It was a full five years ago that negotiations between then first-term Mayor Carolyn Kirk and representatives of the city’s 16 municipal employee unions broke down into an embarrassing blame game, with both sides claiming the other was at fault for costing the city a potential $1 million in savings and costing each employee a $100 or so savings on his or her health insurance premiums as well.
At the center of the dispute was the state’s then one year-old Group Insurance Commission health insurance pool, which was already being touted as a taxpayer-friendly answer to soaring health costs, and soaring premium costs for employees.
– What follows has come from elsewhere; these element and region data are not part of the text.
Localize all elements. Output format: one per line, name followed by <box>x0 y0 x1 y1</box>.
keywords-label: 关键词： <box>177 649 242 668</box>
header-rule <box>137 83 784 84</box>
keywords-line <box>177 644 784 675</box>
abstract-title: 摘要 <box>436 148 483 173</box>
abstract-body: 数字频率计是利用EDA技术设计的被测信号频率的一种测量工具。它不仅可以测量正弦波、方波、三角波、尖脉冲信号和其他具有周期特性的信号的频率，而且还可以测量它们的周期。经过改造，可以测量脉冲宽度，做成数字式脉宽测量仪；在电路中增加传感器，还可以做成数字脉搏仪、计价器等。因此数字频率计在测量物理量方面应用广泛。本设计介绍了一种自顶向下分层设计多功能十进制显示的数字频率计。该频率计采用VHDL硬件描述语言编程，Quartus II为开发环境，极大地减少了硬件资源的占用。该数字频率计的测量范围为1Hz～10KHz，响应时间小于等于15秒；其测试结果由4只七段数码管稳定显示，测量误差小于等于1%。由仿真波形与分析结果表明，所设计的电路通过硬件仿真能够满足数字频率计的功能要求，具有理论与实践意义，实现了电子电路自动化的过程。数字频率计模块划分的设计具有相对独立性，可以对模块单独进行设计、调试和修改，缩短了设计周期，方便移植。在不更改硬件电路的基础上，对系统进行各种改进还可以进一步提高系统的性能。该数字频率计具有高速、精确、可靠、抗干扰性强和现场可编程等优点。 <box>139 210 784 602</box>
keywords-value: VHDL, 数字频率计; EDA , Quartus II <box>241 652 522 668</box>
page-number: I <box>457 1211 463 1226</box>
Now, five years later, the city is, at long last, poised to join the so-called GIC systems, which already has more than 220,000 working members and provides coverage for some 400,000 residents across the state. The deal, agreed to this time by the mayor’s office and the unions, who jointly brought the proposal forward, is pegged to save the city a projected $3.5 million over the four-year duration of the pact, which takes effect Jan. 1. And it could well prove to be, as firefighters’ union head Steve Aiello called it, “a win-win situation for everyone.”
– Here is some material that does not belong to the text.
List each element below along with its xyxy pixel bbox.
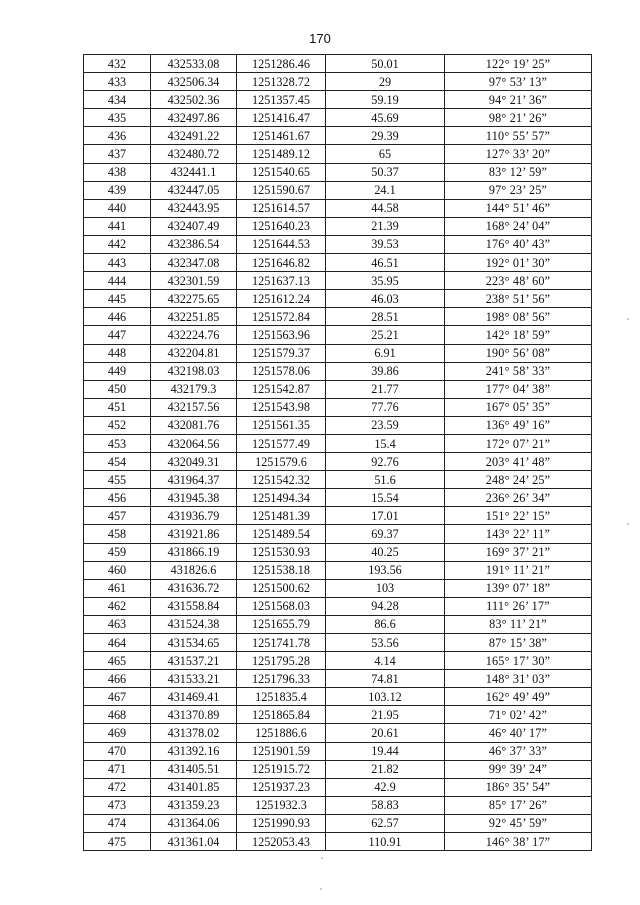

But that everyone, for once, shouldn’t just include city officials and workers; it should indeed include taxpayers, who, we’d like to think, can either get a break on their rising property taxes as this agreement goes forward to June 2017, or should see this savings pumped into city services, including the city’s top priority — the need to open and keep open its four outlying fire stations, even before the new Fire Department contract takes effect next July 1.
There are some questions hovering around just what the change will mean for city employees, whose union leaders have worked especially well with the city to forge new contracts in the Police and Fire departments in recent months. And the impact on those workers — and whether they continue to stand by the city’s insurance plans — will also determine the level of savings.